Анонс: кусок про то, как Мари де Люинь тащила под венец герцога де Шевреза и про то, как новость о их браке встретил его величество король.
читать дальшеЗаседания Королевского Совета проходили в Лувре, на втором этаже, в Книжном кабинете. Это был прекрасный зал, украшенный застекленными книжными шкафами, между которыми висели ковры. Людовик в шляпе сидел во главе стола. По левую и по правую руку от него по двое сидели четыре государственных секретаря, также с покрытыми головами. Остальные присутствующие- принцы и герцоги- стояли с обнаженной головой.

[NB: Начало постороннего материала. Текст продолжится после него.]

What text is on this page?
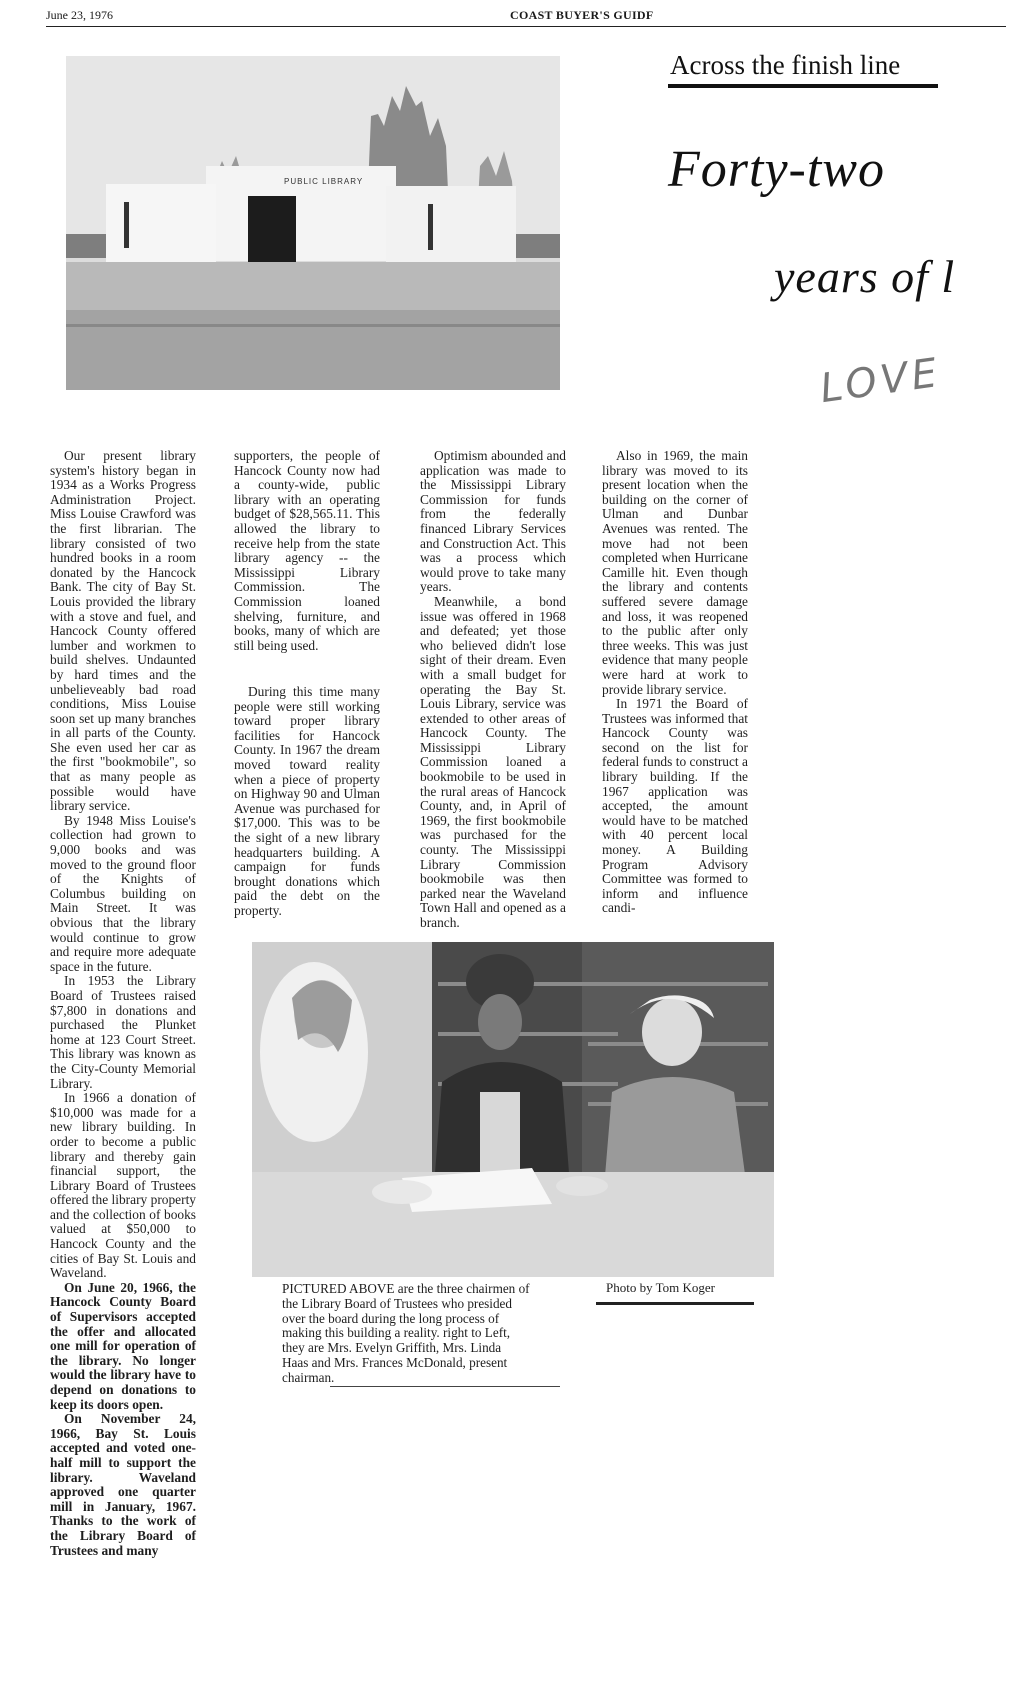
June 23, 1976	COAST BUYER'S GUIDF
PUBLIC LIBRARY
Across the finish line
Forty-two
years of l
LOVE

Our present library system's history began in 1934 as a Works Progress Administration Project. Miss Louise Crawford was the first librarian. The library consisted of two hundred books in a room donated by the Hancock Bank. The city of Bay St. Louis provided the library with a stove and fuel, and Hancock County offered lumber and workmen to build shelves. Undaunted by hard times and the unbelieveably bad road conditions, Miss Louise soon set up many branches in all parts of the County. She even used her car as the first "bookmobile", so that as many people as possible would have library service.

By 1948 Miss Louise's collection had grown to 9,000 books and was moved to the ground floor of the Knights of Columbus building on Main Street. It was obvious that the library would continue to grow and require more adequate space in the future.

In 1953 the Library Board of Trustees raised $7,800 in donations and purchased the Plunket home at 123 Court Street. This library was known as the City-County Memorial Library.

In 1966 a donation of $10,000 was made for a new library building. In order to become a public library and thereby gain financial support, the Library Board of Trustees offered the library property and the collection of books valued at $50,000 to Hancock County and the cities of Bay St. Louis and Waveland.

On June 20, 1966, the Hancock County Board of Supervisors accepted the offer and allocated one mill for operation of the library. No longer would the library have to depend on donations to keep its doors open.

On November 24, 1966, Bay St. Louis accepted and voted one-half mill to support the library. Waveland approved one quarter mill in January, 1967. Thanks to the work of the Library Board of Trustees and many

supporters, the people of Hancock County now had a county-wide, public library with an operating budget of $28,565.11. This allowed the library to receive help from the state library agency -- the Mississippi Library Commission. The Commission loaned shelving, furniture, and books, many of which are still being used.

During this time many people were still working toward proper library facilities for Hancock County. In 1967 the dream moved toward reality when a piece of property on Highway 90 and Ulman Avenue was purchased for $17,000. This was to be the sight of a new library headquarters building. A campaign for funds brought donations which paid the debt on the property.

Optimism abounded and application was made to the Mississippi Library Commission for funds from the federally financed Library Services and Construction Act. This was a process which would prove to take many years.

Meanwhile, a bond issue was offered in 1968 and defeated; yet those who believed didn't lose sight of their dream. Even with a small budget for operating the Bay St. Louis Library, service was extended to other areas of Hancock County. The Mississippi Library Commission loaned a bookmobile to be used in the rural areas of Hancock County, and, in April of 1969, the first bookmobile was purchased for the county. The Mississippi Library Commission bookmobile was then parked near the Waveland Town Hall and opened as a branch.

Also in 1969, the main library was moved to its present location when the building on the corner of Ulman and Dunbar Avenues was rented. The move had not been completed when Hurricane Camille hit. Even though the library and contents suffered severe damage and loss, it was reopened to the public after only three weeks. This was just evidence that many people were hard at work to provide library service.

In 1971 the Board of Trustees was informed that Hancock County was second on the list for federal funds to construct a library building. If the 1967 application was accepted, the amount would have to be matched with 40 percent local money. A Building Program Advisory Committee was formed to inform and influence candi-

PICTURED ABOVE are the three chairmen of the Library Board of Trustees who presided over the board during the long process of making this building a reality. right to Left, they are Mrs. Evelyn Griffith, Mrs. Linda Haas and Mrs. Frances McDonald, present chairman.
Photo by Tom Koger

Будучи очень лаконичным, король требовал от своих министров еще большей краткости. Когда кто-то из них говорил, он надвигал шляпу на глаза, скрещивал руки на груди и выслушивал докладчика с величайшим вниманием и невозмутимым выражением лица. Он никогда не прерывал. Однажды принц Конде рискнул прервать государственного секретаря, чтобы сделать замечание. Людовик поднял руку и сказал ему тоном, не терпящим возражений:
-Мой кузен, я оставляю за каждым право свободно высказать свое мнение. Вы будете иметь полную свободу говорить, когда наступит ваша очередь.
Что касается меня, то вначале я был поражен тем контрастом, который представляли собой юное лицо моего короля, круглое и чистое, и лица министров, морщинистые и старые. Здесь были Брюлар де Силлери, канцлер, глава Совета; дю Вэр, хранитель печатей; Жаннэн, сюринтендант финансов, и Виллеруа. Все четверо перешагнули через семидесятилетний возраст, и Людовик не раз и не два видел их в детстве, когда, сидя на коленях у отца, не произнося ни слова и не двигаясь, присутствовал от начала до конца на заседании Королевского Совета.

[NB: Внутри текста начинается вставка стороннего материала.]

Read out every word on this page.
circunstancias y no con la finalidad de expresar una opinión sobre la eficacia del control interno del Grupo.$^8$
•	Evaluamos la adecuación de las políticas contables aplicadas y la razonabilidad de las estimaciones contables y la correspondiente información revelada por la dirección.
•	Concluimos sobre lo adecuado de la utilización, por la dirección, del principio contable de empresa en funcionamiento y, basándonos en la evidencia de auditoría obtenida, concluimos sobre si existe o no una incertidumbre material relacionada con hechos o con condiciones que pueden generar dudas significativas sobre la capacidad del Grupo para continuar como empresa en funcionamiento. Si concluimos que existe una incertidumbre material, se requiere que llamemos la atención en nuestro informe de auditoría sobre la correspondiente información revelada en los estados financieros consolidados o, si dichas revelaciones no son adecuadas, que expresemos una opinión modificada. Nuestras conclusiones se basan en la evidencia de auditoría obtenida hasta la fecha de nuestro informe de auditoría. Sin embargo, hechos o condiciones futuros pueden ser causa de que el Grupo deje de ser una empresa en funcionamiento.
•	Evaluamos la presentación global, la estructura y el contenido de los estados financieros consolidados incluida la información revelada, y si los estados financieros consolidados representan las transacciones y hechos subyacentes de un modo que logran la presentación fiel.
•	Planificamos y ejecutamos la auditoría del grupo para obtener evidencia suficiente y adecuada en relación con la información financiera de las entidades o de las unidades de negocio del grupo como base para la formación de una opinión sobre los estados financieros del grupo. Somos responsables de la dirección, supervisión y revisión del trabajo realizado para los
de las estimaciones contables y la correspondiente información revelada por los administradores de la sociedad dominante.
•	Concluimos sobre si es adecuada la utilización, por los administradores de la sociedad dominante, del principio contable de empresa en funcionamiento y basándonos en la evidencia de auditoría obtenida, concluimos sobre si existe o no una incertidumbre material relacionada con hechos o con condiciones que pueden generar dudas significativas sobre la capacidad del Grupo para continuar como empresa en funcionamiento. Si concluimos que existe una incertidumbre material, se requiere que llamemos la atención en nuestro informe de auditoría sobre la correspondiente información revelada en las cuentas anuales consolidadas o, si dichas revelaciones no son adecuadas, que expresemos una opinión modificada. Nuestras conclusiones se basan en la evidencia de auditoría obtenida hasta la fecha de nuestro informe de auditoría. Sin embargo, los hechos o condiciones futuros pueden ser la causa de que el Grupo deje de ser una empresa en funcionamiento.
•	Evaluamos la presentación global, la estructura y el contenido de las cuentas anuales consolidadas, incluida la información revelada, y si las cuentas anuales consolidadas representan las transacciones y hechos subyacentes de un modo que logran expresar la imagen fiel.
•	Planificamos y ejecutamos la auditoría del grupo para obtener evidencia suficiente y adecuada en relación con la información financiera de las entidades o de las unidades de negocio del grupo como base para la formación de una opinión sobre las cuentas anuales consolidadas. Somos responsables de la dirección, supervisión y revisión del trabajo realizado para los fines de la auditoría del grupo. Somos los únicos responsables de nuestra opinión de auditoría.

Седина времени покрыла поредевшие волосы барбонов, но это никак не отразилось на их способностях. Каждая их морщина говорила о громадном опыте. Они знали весь механизм управления государством, судопроизводство, документацию. И для Людовика, столь молодого и столь озабоченного тем, чтобы хорошо править, эти старые колонны, которые на протяжении стольких лет поддерживали государство, приводили в восхищение и успокаивали его.

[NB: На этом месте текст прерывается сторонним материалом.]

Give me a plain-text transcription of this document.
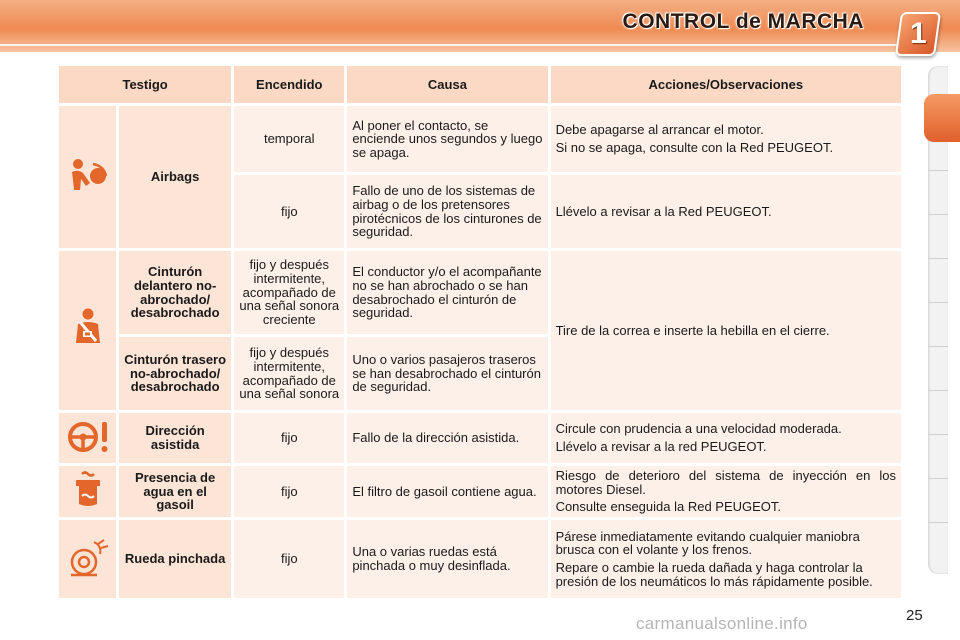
CONTROL de MARCHA 1
Testigo		Encendido	Causa	Acciones/Observaciones
	Airbags	temporal	Al poner el contacto, se enciende unos segundos y luego se apaga.	Debe apagarse al arrancar el motor.

Si no se apaga, consulte con la Red PEUGEOT.

		fijo	Fallo de uno de los sistemas de airbag o de los pretensores pirotécnicos de los cinturones de seguridad.	Llévelo a revisar a la Red PEUGEOT.

	Cinturón delantero no-abrochado/ desabrochado	fijo y después intermitente, acompañado de una señal sonora creciente	El conductor y/o el acompañante no se han abrochado o se han desabrochado el cinturón de seguridad.	Tire de la correa e inserte la hebilla en el cierre.

	Cinturón trasero no-abrochado/ desabrochado	fijo y después intermitente, acompañado de una señal sonora	Uno o varios pasajeros traseros se han desabrochado el cinturón de seguridad.	
	Dirección asistida	fijo	Fallo de la dirección asistida.	Circule con prudencia a una velocidad moderada.

Llévelo a revisar a la red PEUGEOT.

	Presencia de agua en el gasoil	fijo	El filtro de gasoil contiene agua.	Riesgo de deterioro del sistema de inyección en los motores Diesel.

Consulte enseguida la Red PEUGEOT.

	Rueda pinchada	fijo	Una o varias ruedas está pinchada o muy desinflada.	Párese inmediatamente evitando cualquier maniobra brusca con el volante y los frenos.

Repare o cambie la rueda dañada y haga controlar la presión de los neumáticos lo más rápidamente posible.

25
carmanualsonline.info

После смерти его отца, вместо того, чтобы подготовить его к управлению государством, заботились только о том, чтобы сделать его неспособным к нему.
Ему дали очень прерывистое и неполное образование, преждевременно закончившееся, когда ему было всего лишь 13 лет, с большими погрешностями в латинском, зачатками картографии, истории, без иностранного языка и арифметики, которую он хотел изучать и находил «очень полезной в артиллерии и фортификации».
В то время я не понимал, что высокомерное упрямство Марии Медичи, бросающее ее от глупости к глупости, приведет ее к такому несчастливому концу, что будет внушать жалость. Однако все признают, что регентша любила власть и сопутствующую ей пышность и видела в своем сыне соперника, способного отнять у нее эту власть, и поэтому она его унижала, изолировала и подавляла. Она, которой были чужды все нежные чувства, делала это с высокомерием и жестокостью, удивительными для женщины и еще более удивительными для матери.
Людовик имел слишком острый ум и слишком твердую волю, чтобы королева-мать могла полностью в этом преуспеть, но, на мой взгляд, она вовсе не потерпела неудачу. Людовику понадобится еще много лет, чтобы избавиться от чувства унижения и неполноценности, которые она столь настойчиво внушала ему.
Два обстоятельства, как мне кажется, усиливали неуверенность Людовика в самом себе на заре его царствования. Он так никогда и не смог до конца избавиться от заикания, и чтобы уменьшить его, он принял решение быть на публике чрезвычайно экономным в словах. Позже он любил выдавать это за врожденную черту характера. В детстве он говорил своему гувернеру: «Знайте, господин де Сувре, что я не великий оратор». Недавно он сказал нунцию Корсини: «Я не составитель красивых фраз».
Став хозяином в своем королевстве, он открыл, что эта «черта характера» дает ему большие преимущества. Соблюдать тайны легко тому, кто мало говорит. К тому же, эта сдержанность придавала ему серьезный и важный вид. Когда он открывал рот, его краткость придавала вес каждому его слову.
Тем не менее, его молчаливость и лаконичность повлекли за собой нежелательные политические последствия: французы были без ума от красивых слов, от острот, от красноречия- от всего того, в чем так преуспел его отец и что составляло значительную часть его авторитета, его способности убеждать и его популярности, которой Людовик, несмотря на все свои заслуги, так никогда и не достиг.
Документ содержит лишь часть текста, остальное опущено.